I Led Zeppelin sono nel cuore, ci mancherebbe. Mi sono ripromesso da tempo di scrivere tanto a proposito di loro su questo blog. Per via della grande ammirazione di mio padre nei loro confronti, posso dire di essere cresciuto con i loro dischi: ricordo di aver cominciato a imbattermi in loro diverse hit già da piccolo. Poi, pian piano, ho saputo ascoltare, capire, apprezzare e adorare i loro dischi magistrali, almeno quelli rilasciati fino alla metà degli anni Settanta.
Per quanto Heartbreaker, Whole Lotta Love, Immigrant Song, Black Dog e Starway to Heaven siano dei capolavori assoluti, dei pezzi magnifici e immortali, sono da sempre particolarmente legato a un brano del loro repertorio. Un brano indubbiamente un po’ particolare, quasi atipico per certi versi. Parlo di D’yer Mak’er, canzone contenuta in “Houses of the Holy” del 1973.
Bisogna subito dire che non si tratta di un brano molto popolare, tantomeno così gettonato dai fan di Robert Plant e soci. Senza girarci intorno, la maggior parte degli ammiratori più accaniti della celebre band inglese tende a storcere il naso nel sentirla. E forse ci sta, perché di fatto è una canzone poco rock e poco spregiudicata, potente. Nulla a che vedere con quei brani pieni di ritmo ed energia, di riff e soli di chitarra travolgenti, che hanno permesso ai Led di diventare uno dei complessi più amati di sempre in tutto il globo.
Per quanto mi riguarda, rimane tuttavia un brano gradevole, delizioso, suggestivo. Ancora oggi, nel sentirlo, ci trovo degli elementi melodici e musicali interessanti, certamente sorprendenti per il marchio di fabbrica della band. Mi sembra inoltre piuttosto ispirato, armonioso, solare, incalzante.
Con D’yer Mak’er fu un’autentica folgorazione. Non ricordo bene quando lo ascoltai la prima volta, ma posso tranquillamente affermare di essere stato un bimbo. Con molta probabilità, mio padre lo fece ascoltare a me e a mia sorella in macchina, in un qualche lontano pomeriggio degli anni Novanta.
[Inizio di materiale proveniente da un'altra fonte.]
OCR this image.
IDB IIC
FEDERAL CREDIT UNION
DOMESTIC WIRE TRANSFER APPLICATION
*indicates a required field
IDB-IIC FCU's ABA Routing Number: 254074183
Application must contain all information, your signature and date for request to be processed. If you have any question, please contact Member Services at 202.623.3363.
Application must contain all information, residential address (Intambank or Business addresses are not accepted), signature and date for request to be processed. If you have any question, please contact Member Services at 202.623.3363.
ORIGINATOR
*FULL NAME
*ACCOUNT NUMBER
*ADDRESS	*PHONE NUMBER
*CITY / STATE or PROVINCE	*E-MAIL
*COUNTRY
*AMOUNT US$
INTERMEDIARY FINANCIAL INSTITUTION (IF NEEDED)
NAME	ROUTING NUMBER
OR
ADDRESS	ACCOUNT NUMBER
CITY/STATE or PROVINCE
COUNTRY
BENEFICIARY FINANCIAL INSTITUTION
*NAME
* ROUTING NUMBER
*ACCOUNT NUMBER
Essendo entrambi piuttosto piccoli, e forse non ancora pronti per certi componimenti rock abbastanza tirati e roboanti, con grande sensibilità decise di farci conoscere la musica di Jimmy Page e compagnia bella partendo da una traccia più dolce e orecchiabile rispetto alle altre. E così, in breve tempo, quel sound ricco e pieno di colori, e quella melodia speciale, finirono per entrarci in testa. Quindi, di volta in volta, quando eravamo in auto per andare in giro per Roma, e mio padre decideva di portare con sé la musicassetta di “Houses of the Holy”, era pressoché immancabile l’ascolto di una canzone simile.
L’interpretazione vocale di Plant e il resto del lavoro svolto egregiamente dagli altri tre membri del gruppo, rendono D’yer Mak’er un gioiello, magari non irresistibile come You Shook Me o Thank You, ma comunque valido e coinvolgente.
Risentendolo, mi tornano in mente alcuni flash del passato, immagini dell’infanzia vissuta con la giusta spensieratezza e invasa da grande musica, senza eccessiva distinzione di generi. Tra i suoi tanti poteri, la musica conserva anche questo e, a pensarci bene, ciò è semplicemente straordinario. Un pezzo che, a mio avviso, tanti farebbero bene a rivalutare.